Infos Togo La Mairie d’Aboka au bord de l’implosion

Un Maire adjoint de l’opposition accusé de propos ethnocentristes

Publié le jeudi 27 mai 2021, par Gabinho

Que se passe-t-il encore à la Mairie de Golfe 5 Aflao Gakli ? C’est la grande interrogation, mais des informations font état de ce que des guéguerres internes ont refait surface au sein du Conseil municipal de cette commune, au point où le premier responsable, Kossi Aboka, craindrait une dissolution de ce Conseil municipal.

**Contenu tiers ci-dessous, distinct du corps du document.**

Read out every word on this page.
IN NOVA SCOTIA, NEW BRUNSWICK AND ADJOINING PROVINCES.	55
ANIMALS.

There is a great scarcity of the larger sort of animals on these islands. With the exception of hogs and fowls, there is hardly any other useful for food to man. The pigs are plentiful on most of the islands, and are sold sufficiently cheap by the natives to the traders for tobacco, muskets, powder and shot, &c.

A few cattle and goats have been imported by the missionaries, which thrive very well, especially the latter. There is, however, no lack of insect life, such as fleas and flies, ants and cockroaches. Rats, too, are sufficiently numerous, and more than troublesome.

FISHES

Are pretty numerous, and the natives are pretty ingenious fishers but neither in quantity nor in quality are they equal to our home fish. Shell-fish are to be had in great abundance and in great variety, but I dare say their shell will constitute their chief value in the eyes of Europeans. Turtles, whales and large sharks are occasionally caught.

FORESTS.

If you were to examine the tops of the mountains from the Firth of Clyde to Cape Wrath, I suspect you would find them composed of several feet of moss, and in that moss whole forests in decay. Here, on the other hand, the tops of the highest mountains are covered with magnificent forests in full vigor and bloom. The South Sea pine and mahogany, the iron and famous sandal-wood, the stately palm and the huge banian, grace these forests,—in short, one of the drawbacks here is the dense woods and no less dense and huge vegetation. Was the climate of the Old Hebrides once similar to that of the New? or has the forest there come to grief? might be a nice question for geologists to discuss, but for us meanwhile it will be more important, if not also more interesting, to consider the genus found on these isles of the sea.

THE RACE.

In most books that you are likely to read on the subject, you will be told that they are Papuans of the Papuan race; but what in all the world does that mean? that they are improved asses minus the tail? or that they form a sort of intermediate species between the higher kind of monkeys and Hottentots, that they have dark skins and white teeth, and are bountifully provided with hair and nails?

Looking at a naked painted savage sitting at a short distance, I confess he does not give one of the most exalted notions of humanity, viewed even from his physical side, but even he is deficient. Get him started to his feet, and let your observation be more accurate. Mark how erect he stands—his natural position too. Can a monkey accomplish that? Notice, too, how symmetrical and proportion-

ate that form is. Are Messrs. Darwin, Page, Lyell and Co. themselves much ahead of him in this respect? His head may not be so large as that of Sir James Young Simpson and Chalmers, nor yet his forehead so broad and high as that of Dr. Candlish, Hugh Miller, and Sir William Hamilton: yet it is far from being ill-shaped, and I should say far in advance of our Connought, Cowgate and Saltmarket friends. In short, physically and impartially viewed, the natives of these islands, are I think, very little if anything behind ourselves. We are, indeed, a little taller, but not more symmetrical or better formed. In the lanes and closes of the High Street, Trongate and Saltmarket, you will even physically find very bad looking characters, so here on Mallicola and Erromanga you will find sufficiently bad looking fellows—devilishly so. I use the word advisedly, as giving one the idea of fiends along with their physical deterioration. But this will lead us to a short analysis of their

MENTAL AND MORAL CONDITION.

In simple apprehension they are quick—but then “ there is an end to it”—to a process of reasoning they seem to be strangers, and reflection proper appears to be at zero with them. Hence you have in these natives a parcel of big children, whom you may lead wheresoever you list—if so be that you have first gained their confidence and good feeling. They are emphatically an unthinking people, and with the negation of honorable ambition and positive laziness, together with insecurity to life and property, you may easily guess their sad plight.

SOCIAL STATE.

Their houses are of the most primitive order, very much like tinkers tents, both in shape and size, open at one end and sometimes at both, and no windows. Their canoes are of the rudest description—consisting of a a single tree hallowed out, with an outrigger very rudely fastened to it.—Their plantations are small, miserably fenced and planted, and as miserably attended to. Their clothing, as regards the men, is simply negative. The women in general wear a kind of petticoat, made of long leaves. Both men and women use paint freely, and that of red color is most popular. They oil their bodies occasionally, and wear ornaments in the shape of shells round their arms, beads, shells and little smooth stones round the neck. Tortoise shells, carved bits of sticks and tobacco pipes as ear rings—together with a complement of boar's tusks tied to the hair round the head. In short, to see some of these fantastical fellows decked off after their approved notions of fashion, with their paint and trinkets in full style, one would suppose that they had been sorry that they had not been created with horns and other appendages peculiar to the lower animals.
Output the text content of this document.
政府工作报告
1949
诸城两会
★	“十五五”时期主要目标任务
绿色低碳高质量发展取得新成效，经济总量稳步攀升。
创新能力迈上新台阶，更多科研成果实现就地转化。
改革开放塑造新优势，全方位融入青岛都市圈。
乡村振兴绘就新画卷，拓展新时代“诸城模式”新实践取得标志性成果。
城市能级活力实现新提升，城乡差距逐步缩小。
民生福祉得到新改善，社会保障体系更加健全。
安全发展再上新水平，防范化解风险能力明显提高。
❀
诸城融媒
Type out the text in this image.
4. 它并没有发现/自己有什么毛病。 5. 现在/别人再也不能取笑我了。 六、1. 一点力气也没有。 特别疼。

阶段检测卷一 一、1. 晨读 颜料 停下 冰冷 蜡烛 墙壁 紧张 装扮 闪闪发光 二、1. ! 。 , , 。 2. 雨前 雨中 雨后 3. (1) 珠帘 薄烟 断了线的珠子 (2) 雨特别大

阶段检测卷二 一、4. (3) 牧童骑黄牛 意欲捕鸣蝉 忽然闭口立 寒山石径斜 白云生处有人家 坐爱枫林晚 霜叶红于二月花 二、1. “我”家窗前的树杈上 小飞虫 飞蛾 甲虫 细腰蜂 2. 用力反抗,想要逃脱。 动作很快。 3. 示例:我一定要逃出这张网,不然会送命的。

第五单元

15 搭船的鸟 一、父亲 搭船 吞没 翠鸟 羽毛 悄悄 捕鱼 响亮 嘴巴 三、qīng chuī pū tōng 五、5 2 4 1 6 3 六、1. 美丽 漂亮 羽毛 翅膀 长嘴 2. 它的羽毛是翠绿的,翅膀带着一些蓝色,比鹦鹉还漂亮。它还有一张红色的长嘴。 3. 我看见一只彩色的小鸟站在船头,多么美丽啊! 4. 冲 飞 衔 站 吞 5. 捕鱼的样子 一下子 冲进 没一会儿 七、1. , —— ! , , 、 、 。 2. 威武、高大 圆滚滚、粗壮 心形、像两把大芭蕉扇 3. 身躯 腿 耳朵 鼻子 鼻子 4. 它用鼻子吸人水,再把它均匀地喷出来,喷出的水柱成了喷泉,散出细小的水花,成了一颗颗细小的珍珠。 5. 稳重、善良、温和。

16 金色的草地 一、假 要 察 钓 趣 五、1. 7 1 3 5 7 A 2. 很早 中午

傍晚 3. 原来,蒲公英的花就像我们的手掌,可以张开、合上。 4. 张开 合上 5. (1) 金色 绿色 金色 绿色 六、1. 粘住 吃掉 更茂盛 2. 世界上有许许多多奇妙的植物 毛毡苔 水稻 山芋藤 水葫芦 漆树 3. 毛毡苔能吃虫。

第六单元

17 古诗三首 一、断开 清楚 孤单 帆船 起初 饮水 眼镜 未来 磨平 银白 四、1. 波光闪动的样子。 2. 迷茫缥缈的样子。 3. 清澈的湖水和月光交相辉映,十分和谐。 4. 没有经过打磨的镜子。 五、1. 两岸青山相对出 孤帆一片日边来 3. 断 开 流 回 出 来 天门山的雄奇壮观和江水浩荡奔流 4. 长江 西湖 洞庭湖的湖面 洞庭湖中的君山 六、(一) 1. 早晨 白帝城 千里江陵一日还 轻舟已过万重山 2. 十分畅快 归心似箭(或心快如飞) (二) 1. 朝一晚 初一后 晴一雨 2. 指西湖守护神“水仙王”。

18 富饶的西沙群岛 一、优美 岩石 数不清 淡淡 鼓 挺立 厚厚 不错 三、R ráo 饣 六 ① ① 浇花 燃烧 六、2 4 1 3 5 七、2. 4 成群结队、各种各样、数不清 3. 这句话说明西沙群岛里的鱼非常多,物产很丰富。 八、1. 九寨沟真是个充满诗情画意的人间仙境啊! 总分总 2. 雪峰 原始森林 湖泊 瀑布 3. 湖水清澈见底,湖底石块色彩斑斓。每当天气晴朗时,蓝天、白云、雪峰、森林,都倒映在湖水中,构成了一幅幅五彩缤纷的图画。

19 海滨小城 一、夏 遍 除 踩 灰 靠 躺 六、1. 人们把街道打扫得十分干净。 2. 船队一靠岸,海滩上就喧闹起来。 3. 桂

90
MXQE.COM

D’après nos confrères de Togobreakingnews, « à la mairie d’Aflao-Gakli, il faut être armé de courage et faire preuve d’un calme olympien pour pouvoir siéger. L’ambiance étant morose entre les 22 conseillers municipaux, le développement de cette commune est relégué au second plan. Accusations d’assassinat entre conseillers municipaux, manque d’égard lors des sessions, évocation des propos ethnocentriques et ségrégationnistes, accusations de détournement de fonds pugilats verbaux à plusieurs réunions publiques sont problèmes qui prédominent dans le Golfe 5. Au centre des polémiques, Kossivi Kevin Dieudonné Assila. Le conseiller municipal d’obédience Alliance nationale pour le Changement (ANC) accuse Jean Claude Badjanko Fintakpa, président de la commission des finances de détournement de fonds. Selon les confidences, le même Assila, conseiller municipal à 25 ans est allé dire au 2ème adjoint au maire, Koubalo Badjamla que le président de la commission des finances veut le tuer. C’est dans cette ambiance que M. Badjamla serait privé de paroles au cours de la session du 30 Avril compte tenu de son origine. Pour le conseiller municipal, Pierre Assou Akouété Nougblega, le 1er adjoint au maire, M. Badjamla, le 2e adjoint au maire n’a pas droit à la parole parce qu’il n’est pas d’Aflao-Gakli ».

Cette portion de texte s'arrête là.